Проблема диагностики МФБС состоит и в том, что относительно большое количество мышц потенциально может принимать участие в развитии МФБС, и, соответственно, врач должен владеть методикой мануального исследования различных мышц. Затруднения связаны с различной конституцией пациентов, толщиной подкожной жировой клетчатки, глубиной залегания мышц. Особенно труднодоступны пальпации мышцы ног и ягодичной области (например, глубоко залегающая грушевидная мышца). Воспроизводимость диагноза МФБС при сравнении результатов обследования пациентов двумя независимыми обученными для диагностики МФБС специалистами остается низкой. Это отчасти объясняется тем, что области мышечного уплотнения с участками локальной болезненности и даже типичными паттернами отраженной боли и локальным сокращением мышцы нередко выявляются и в здоровой популяции. Показано, что в наибольшей степени пациентов с МФБС от здоровых отличает ограничение движений в пораженной мышце, уменьшение в ней силы (при активном сопротивлении) из–за возникающей при движении боли, и снижение болевого порога, выявляемого при альгометрии [42].
Кроме скелетно–мышечных нарушений у пациентов с МФБС нередко отмечаются расстройства сна и сопутствующие эмоциональные нарушения (тревожность и депрессия). Несмотря на продолжающуюся дискуссию о МФБС, как самостоятельной нозологической единице, с прямо противоположными точками зрения [24, 43], большинство (88%) исследователей и специалистов в области болевых синдромов диагноз МФБС считают правомочным [42].

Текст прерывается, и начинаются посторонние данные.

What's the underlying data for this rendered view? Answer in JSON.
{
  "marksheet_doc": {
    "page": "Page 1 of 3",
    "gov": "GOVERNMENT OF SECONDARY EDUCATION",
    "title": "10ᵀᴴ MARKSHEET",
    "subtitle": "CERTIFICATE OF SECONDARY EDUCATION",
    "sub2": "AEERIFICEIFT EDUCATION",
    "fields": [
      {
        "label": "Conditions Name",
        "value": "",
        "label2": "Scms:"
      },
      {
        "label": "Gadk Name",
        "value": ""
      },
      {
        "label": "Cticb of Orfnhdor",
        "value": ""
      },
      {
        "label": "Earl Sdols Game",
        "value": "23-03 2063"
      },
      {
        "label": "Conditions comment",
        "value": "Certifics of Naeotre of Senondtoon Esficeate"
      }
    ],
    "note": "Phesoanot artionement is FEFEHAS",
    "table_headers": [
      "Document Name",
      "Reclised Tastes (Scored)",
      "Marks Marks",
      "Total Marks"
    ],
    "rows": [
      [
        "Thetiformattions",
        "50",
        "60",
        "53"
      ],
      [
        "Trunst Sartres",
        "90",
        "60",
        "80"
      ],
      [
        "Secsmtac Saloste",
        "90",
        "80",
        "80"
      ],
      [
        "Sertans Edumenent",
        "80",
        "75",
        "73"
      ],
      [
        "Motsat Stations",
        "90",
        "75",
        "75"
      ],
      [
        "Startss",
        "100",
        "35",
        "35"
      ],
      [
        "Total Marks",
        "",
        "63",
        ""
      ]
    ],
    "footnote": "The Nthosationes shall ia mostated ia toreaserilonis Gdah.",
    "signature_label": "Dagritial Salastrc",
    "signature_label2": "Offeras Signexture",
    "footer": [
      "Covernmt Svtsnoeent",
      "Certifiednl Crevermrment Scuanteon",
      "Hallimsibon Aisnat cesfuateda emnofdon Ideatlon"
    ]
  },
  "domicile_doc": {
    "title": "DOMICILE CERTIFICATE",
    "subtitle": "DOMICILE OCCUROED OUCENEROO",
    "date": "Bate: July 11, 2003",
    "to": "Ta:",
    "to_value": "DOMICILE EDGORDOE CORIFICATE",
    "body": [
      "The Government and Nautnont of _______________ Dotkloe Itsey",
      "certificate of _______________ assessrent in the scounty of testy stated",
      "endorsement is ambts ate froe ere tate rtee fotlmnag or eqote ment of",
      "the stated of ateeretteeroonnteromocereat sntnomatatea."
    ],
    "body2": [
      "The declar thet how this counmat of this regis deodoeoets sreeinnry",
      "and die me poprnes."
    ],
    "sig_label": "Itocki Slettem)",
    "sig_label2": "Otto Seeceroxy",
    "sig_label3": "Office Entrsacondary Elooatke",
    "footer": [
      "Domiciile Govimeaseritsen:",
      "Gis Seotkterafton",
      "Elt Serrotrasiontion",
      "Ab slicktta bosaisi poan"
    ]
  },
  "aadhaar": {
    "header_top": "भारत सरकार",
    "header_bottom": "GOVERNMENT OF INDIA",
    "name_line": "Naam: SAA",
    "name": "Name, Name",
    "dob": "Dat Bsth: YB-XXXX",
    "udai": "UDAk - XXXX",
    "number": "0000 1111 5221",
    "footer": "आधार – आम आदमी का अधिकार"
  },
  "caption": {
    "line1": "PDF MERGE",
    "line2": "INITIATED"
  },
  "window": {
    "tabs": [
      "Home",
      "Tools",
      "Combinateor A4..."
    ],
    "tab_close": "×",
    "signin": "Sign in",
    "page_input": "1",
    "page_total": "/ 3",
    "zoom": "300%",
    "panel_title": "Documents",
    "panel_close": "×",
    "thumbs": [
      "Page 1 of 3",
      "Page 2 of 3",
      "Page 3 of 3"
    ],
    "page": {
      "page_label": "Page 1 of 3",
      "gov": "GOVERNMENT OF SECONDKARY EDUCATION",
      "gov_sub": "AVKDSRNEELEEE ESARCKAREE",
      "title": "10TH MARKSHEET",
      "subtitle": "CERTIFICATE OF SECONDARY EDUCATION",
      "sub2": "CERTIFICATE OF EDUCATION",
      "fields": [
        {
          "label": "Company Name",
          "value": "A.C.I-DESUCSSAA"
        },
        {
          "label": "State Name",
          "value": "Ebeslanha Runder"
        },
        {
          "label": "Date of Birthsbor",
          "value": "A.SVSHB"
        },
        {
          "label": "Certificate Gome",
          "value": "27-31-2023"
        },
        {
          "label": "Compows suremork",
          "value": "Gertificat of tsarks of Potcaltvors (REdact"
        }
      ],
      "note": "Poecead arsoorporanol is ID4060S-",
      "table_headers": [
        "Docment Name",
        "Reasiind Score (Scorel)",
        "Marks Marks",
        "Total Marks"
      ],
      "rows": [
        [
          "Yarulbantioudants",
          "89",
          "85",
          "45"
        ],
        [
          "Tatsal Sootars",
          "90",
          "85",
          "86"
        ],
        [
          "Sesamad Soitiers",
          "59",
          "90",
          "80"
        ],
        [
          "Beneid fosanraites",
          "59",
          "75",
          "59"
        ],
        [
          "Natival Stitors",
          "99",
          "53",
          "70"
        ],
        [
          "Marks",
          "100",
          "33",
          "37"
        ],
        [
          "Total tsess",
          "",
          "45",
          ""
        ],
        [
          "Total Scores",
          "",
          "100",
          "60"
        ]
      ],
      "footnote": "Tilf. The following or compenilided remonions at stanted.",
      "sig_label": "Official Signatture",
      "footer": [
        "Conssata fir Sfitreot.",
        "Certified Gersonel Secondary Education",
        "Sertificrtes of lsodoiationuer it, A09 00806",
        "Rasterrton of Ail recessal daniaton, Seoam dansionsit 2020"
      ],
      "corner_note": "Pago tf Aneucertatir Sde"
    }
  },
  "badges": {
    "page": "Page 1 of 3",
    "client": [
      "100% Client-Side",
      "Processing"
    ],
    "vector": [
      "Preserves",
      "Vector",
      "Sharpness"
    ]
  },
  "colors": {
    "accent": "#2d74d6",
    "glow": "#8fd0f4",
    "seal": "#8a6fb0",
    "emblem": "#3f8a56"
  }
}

Точная причина развития МФБС остается неизвестной. Существует несколько теорий патогенеза миофасциальной боли. Так, согласно теории ишемического спазма, исходным стимулом часто служит физическая травма мышцы, либо ее хроническое напряжение (мышечно–тонический синдром), что приводит к высвобождению внутриклеточного кальция и удлиненному ненормальному мышечному сокращению – спазму части мышцы. Этот спазм может вызывать боль и повреждение за счет высвобождения простагландинов и других медиаторов воспаления, которые, в свою очередь, возможно, дополнительно усиливают мышечный спазм. Такое продолженное сокращение может приводить к ишемии как на клеточном уровне за счет усиления анаэробного гликолиза и избыточного образования молочной кислоты, так и к снижению локального кровотока. Эта «модель энергетического кризиса» (D. Simons) частично объясняет напряжение, имеющееся в плотных мышечных тяжах и сохраняющееся в покое. Однако маловероятно, что возникающая при МФБС хроническая боль носит ишемический характер, поскольку она не имеет характерных признаков острой ишемической боли. Также остается неясным, почему мышечное повреждение при МФБС должно приводить к образованию ТЗ, в то время как другие его причины не вызывают формирование ТЗ. Продолжается дискуссия о том, являются ли ТЗ зонами патологического мышечного сокращения или же участками контрактуры, не генерирующими биоэлектрическую активность. Тем не менее, несмотря на эти вопросы, распространено убеждение, что МФБС каким–то образом связан с локальным мышечным спазмом.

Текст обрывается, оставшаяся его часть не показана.